My assignment this time was to write a romance that takes place on a scenic overlook with the prop of a wheelchair. Again, I thought the obvious would be some guy staggering up the hill carrying his mobility challenged girlfriend so I steered as clear of that as I could.

By the time I went to bed Saturday night I had three stories on the go, none of which I was really keen on, but when I woke up Sunday, I narrowed it down to the best of the three and carried on. I thought I'd written a pretty good story by the time I submitted before heading off to bed, until I woke up Monday morning (after the contest ended) and felt like I'd been sucker-punched when I realized the most important detail I could have added to push the story up from good to awesome. Because it's always in those tiny little details that we find out what the real story is it. I had created the perfect opportunity but didn't see it in time. Oh well.
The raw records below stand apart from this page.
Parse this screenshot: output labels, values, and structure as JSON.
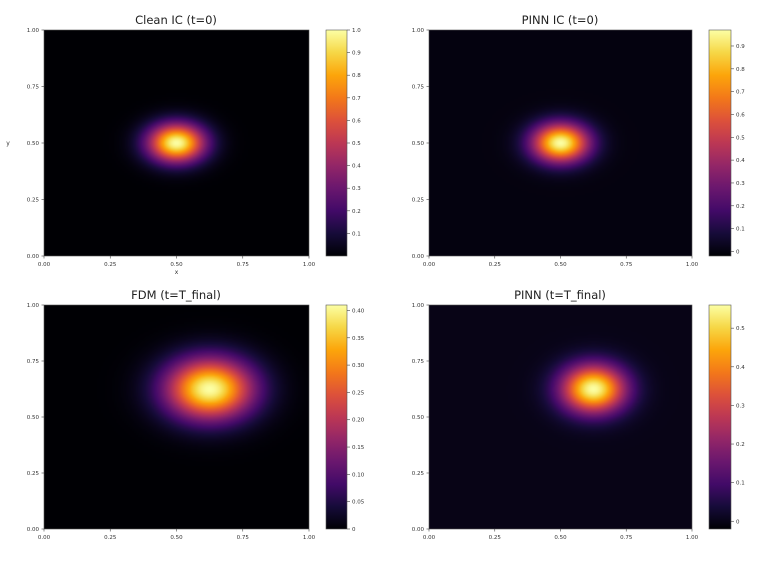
{
  "chart_data": [
    {
      "type": "heatmap",
      "title": "Clean IC (t=0)",
      "xlabel": "x",
      "ylabel": "y",
      "xlim": [
        0,
        1
      ],
      "ylim": [
        0,
        1
      ],
      "x_ticks": [
        "0.00",
        "0.25",
        "0.50",
        "0.75",
        "1.00"
      ],
      "y_ticks": [
        "0.00",
        "0.25",
        "0.50",
        "0.75",
        "1.00"
      ],
      "colormap": "inferno",
      "colorbar_range": [
        0,
        1.0
      ],
      "colorbar_ticks": [
        "0.1",
        "0.2",
        "0.3",
        "0.4",
        "0.5",
        "0.6",
        "0.7",
        "0.8",
        "0.9",
        "1.0"
      ],
      "colorbar_tick_values": [
        0.1,
        0.2,
        0.3,
        0.4,
        0.5,
        0.6,
        0.7,
        0.8,
        0.9,
        1.0
      ],
      "peak": {
        "x": 0.5,
        "y": 0.5,
        "value": 1.0,
        "sigma_x": 0.075,
        "sigma_y": 0.06
      }
    },
    {
      "type": "heatmap",
      "title": "PINN IC (t=0)",
      "xlabel": "",
      "ylabel": "",
      "xlim": [
        0,
        1
      ],
      "ylim": [
        0,
        1
      ],
      "x_ticks": [
        "0.00",
        "0.25",
        "0.50",
        "0.75",
        "1.00"
      ],
      "y_ticks": [
        "0.00",
        "0.25",
        "0.50",
        "0.75",
        "1.00"
      ],
      "colormap": "inferno",
      "colorbar_range": [
        -0.02,
        0.97
      ],
      "colorbar_ticks": [
        "0",
        "0.1",
        "0.2",
        "0.3",
        "0.4",
        "0.5",
        "0.6",
        "0.7",
        "0.8",
        "0.9"
      ],
      "colorbar_tick_values": [
        0,
        0.1,
        0.2,
        0.3,
        0.4,
        0.5,
        0.6,
        0.7,
        0.8,
        0.9
      ],
      "peak": {
        "x": 0.5,
        "y": 0.5,
        "value": 0.97,
        "sigma_x": 0.075,
        "sigma_y": 0.06
      }
    },
    {
      "type": "heatmap",
      "title": "FDM (t=T_final)",
      "xlabel": "",
      "ylabel": "",
      "xlim": [
        0,
        1
      ],
      "ylim": [
        0,
        1
      ],
      "x_ticks": [
        "0.00",
        "0.25",
        "0.50",
        "0.75",
        "1.00"
      ],
      "y_ticks": [
        "0.00",
        "0.25",
        "0.50",
        "0.75",
        "1.00"
      ],
      "colormap": "inferno",
      "colorbar_range": [
        0,
        0.41
      ],
      "colorbar_ticks": [
        "0",
        "0.05",
        "0.10",
        "0.15",
        "0.20",
        "0.25",
        "0.30",
        "0.35",
        "0.40"
      ],
      "colorbar_tick_values": [
        0,
        0.05,
        0.1,
        0.15,
        0.2,
        0.25,
        0.3,
        0.35,
        0.4
      ],
      "peak": {
        "x": 0.625,
        "y": 0.625,
        "value": 0.41,
        "sigma_x": 0.115,
        "sigma_y": 0.095
      }
    },
    {
      "type": "heatmap",
      "title": "PINN (t=T_final)",
      "xlabel": "",
      "ylabel": "",
      "xlim": [
        0,
        1
      ],
      "ylim": [
        0,
        1
      ],
      "x_ticks": [
        "0.00",
        "0.25",
        "0.50",
        "0.75",
        "1.00"
      ],
      "y_ticks": [
        "0.00",
        "0.25",
        "0.50",
        "0.75",
        "1.00"
      ],
      "colormap": "inferno",
      "colorbar_range": [
        -0.02,
        0.56
      ],
      "colorbar_ticks": [
        "0",
        "0.1",
        "0.2",
        "0.3",
        "0.4",
        "0.5"
      ],
      "colorbar_tick_values": [
        0,
        0.1,
        0.2,
        0.3,
        0.4,
        0.5
      ],
      "peak": {
        "x": 0.625,
        "y": 0.625,
        "value": 0.56,
        "sigma_x": 0.085,
        "sigma_y": 0.075
      }
    }
  ]
}
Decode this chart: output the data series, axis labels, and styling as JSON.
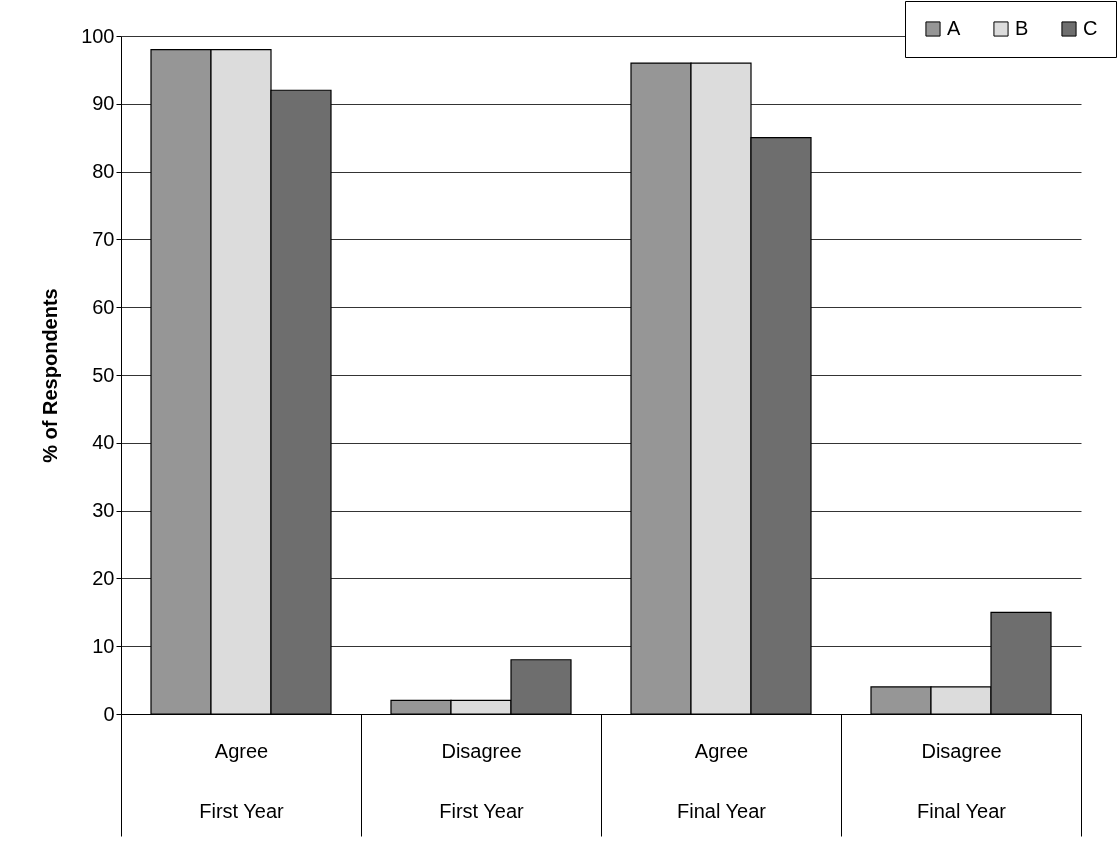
{
  "chart_data": {
    "type": "bar",
    "ylabel": "% of Respondents",
    "categories": [
      "Agree\nFirst Year",
      "Disagree\nFirst Year",
      "Agree\nFinal Year",
      "Disagree\nFinal Year"
    ],
    "series": [
      {
        "name": "A",
        "color": "#969696",
        "values": [
          98,
          2,
          96,
          4
        ]
      },
      {
        "name": "B",
        "color": "#dcdcdc",
        "values": [
          98,
          2,
          96,
          4
        ]
      },
      {
        "name": "C",
        "color": "#6e6e6e",
        "values": [
          92,
          8,
          85,
          15
        ]
      }
    ],
    "ylim": [
      0,
      100
    ],
    "yticks": [
      0,
      10,
      20,
      30,
      40,
      50,
      60,
      70,
      80,
      90,
      100
    ],
    "grid": "y",
    "legend": "top right"
  }
}
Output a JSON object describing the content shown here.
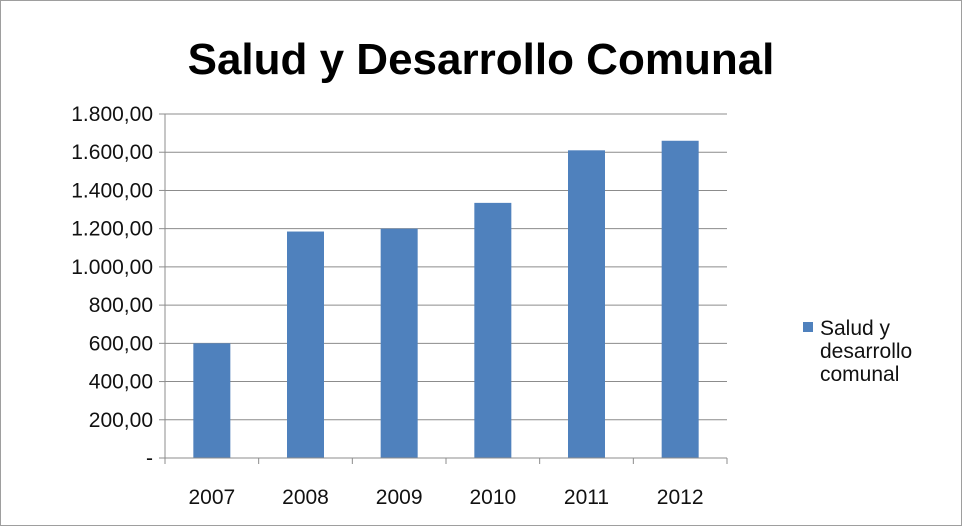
{
  "chart_data": {
    "type": "bar",
    "title": "Salud y Desarrollo Comunal",
    "categories": [
      "2007",
      "2008",
      "2009",
      "2010",
      "2011",
      "2012"
    ],
    "series": [
      {
        "name": "Salud y desarrollo comunal",
        "values": [
          600,
          1185,
          1200,
          1335,
          1610,
          1660
        ],
        "color": "#4f81bd"
      }
    ],
    "ylim": [
      0,
      1800
    ],
    "y_ticks": [
      {
        "value": 0,
        "label": "-"
      },
      {
        "value": 200,
        "label": "200,00"
      },
      {
        "value": 400,
        "label": "400,00"
      },
      {
        "value": 600,
        "label": "600,00"
      },
      {
        "value": 800,
        "label": "800,00"
      },
      {
        "value": 1000,
        "label": "1.000,00"
      },
      {
        "value": 1200,
        "label": "1.200,00"
      },
      {
        "value": 1400,
        "label": "1.400,00"
      },
      {
        "value": 1600,
        "label": "1.600,00"
      },
      {
        "value": 1800,
        "label": "1.800,00"
      }
    ],
    "legend_lines": [
      "Salud y",
      "desarrollo",
      "comunal"
    ],
    "legend_position": "right",
    "grid": true,
    "gridline_color": "#8c8c8c",
    "axis_color": "#8c8c8c"
  }
}
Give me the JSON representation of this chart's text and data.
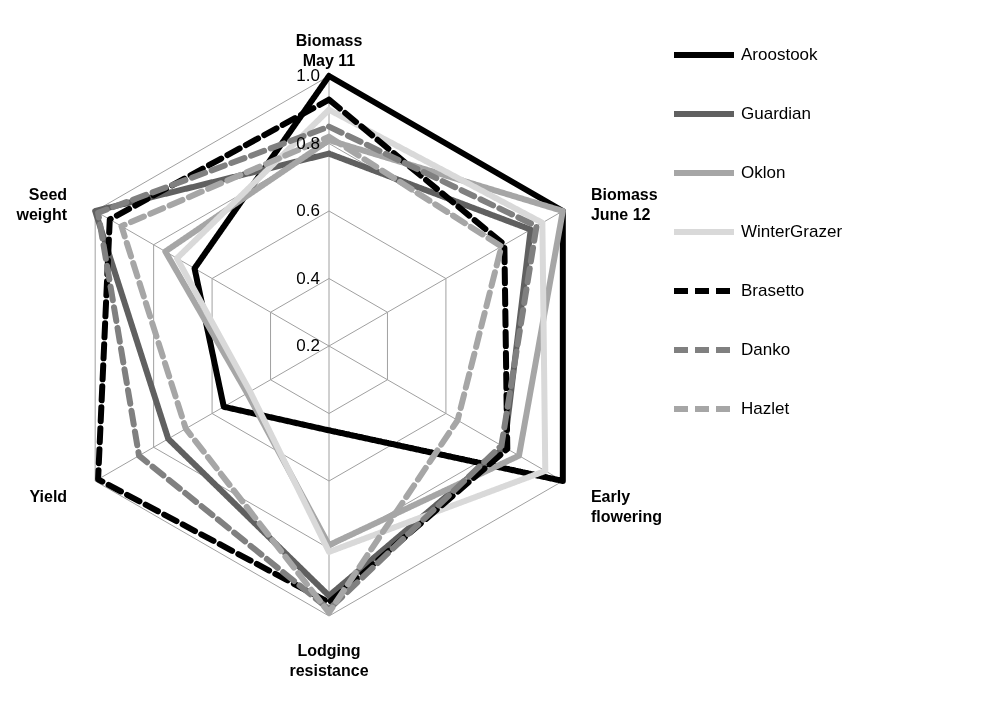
{
  "chart_data": {
    "type": "radar",
    "categories": [
      "Biomass May 11",
      "Biomass June 12",
      "Early flowering",
      "Lodging resistance",
      "Yield",
      "Seed weight"
    ],
    "series": [
      {
        "name": "Aroostook",
        "color": "#000000",
        "line_style": "solid",
        "values": [
          1.0,
          1.0,
          1.0,
          0.45,
          0.56,
          0.66
        ]
      },
      {
        "name": "Guardian",
        "color": "#606060",
        "line_style": "solid",
        "values": [
          0.77,
          0.89,
          0.8,
          0.94,
          0.75,
          1.0
        ]
      },
      {
        "name": "Oklon",
        "color": "#a6a6a6",
        "line_style": "solid",
        "values": [
          0.81,
          1.0,
          0.85,
          0.79,
          0.48,
          0.76
        ]
      },
      {
        "name": "WinterGrazer",
        "color": "#d9d9d9",
        "line_style": "solid",
        "values": [
          0.9,
          0.93,
          0.94,
          0.81,
          0.47,
          0.72
        ]
      },
      {
        "name": "Brasetto",
        "color": "#000000",
        "line_style": "dashed",
        "values": [
          0.93,
          0.8,
          0.81,
          0.96,
          0.99,
          0.95
        ]
      },
      {
        "name": "Danko",
        "color": "#808080",
        "line_style": "dashed",
        "values": [
          0.85,
          0.91,
          0.79,
          0.98,
          0.85,
          0.99
        ]
      },
      {
        "name": "Hazlet",
        "color": "#a6a6a6",
        "line_style": "dashed",
        "values": [
          0.82,
          0.79,
          0.64,
          0.99,
          0.69,
          0.91
        ]
      }
    ],
    "ylim": [
      0.2,
      1.0
    ],
    "yticks": [
      0.2,
      0.4,
      0.6,
      0.8,
      {
        "value": 1.0,
        "label": "1.0"
      }
    ],
    "grid": true,
    "legend": "right"
  }
}
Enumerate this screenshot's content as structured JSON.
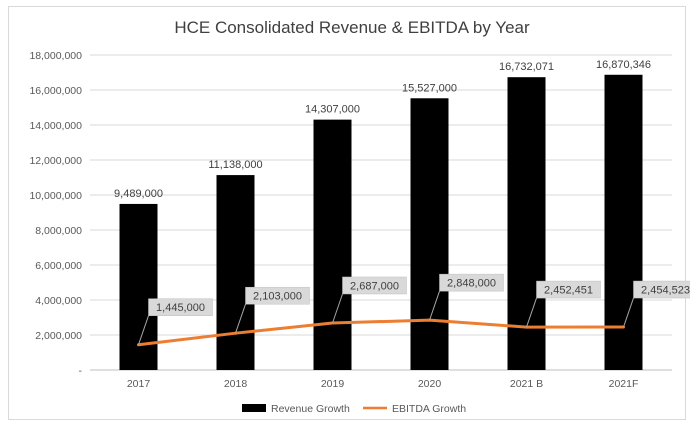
{
  "chart_data": {
    "type": "bar",
    "title": "HCE Consolidated Revenue & EBITDA by Year",
    "categories": [
      "2017",
      "2018",
      "2019",
      "2020",
      "2021 B",
      "2021F"
    ],
    "series": [
      {
        "name": "Revenue Growth",
        "type": "bar",
        "color": "#000000",
        "values": [
          9489000,
          11138000,
          14307000,
          15527000,
          16732071,
          16870346
        ],
        "labels": [
          "9,489,000",
          "11,138,000",
          "14,307,000",
          "15,527,000",
          "16,732,071",
          "16,870,346"
        ]
      },
      {
        "name": "EBITDA Growth",
        "type": "line",
        "color": "#ed7d31",
        "values": [
          1445000,
          2103000,
          2687000,
          2848000,
          2452451,
          2454523
        ],
        "labels": [
          "1,445,000",
          "2,103,000",
          "2,687,000",
          "2,848,000",
          "2,452,451",
          "2,454,523"
        ]
      }
    ],
    "ylim": [
      0,
      18000000
    ],
    "yticks": [
      0,
      2000000,
      4000000,
      6000000,
      8000000,
      10000000,
      12000000,
      14000000,
      16000000,
      18000000
    ],
    "ytick_labels": [
      "-",
      "2,000,000",
      "4,000,000",
      "6,000,000",
      "8,000,000",
      "10,000,000",
      "12,000,000",
      "14,000,000",
      "16,000,000",
      "18,000,000"
    ],
    "grid": true,
    "legend": "bottom",
    "colors": {
      "gridline": "#d9d9d9",
      "axis": "#bfbfbf",
      "callout_fill": "#d9d9d9"
    }
  }
}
I have done other contests before that are on a tight timeline -- most notably, Geist magazine's three-day novel writing contest each Labour Day weekend. I've done it twice now. Although I don't believe it is technically possible to write a good novel in three days, what the contest does is force you to sit down and write and figure out the story you want to tell. In both instances, I ended up with a great first draft. Which is actually why I'm here back in Newfoundland again for the third time since August 2017, as I'm just ironing out the final draft of the novel that started with a three-day writing streak a year ago, about a woman traveling through Newfoundland. It's been a long haul, certainly nothing flashy, but something I'm able to sleep on when I need to. Something I hope that will make it to print and not, at midnight, be gone in a flash.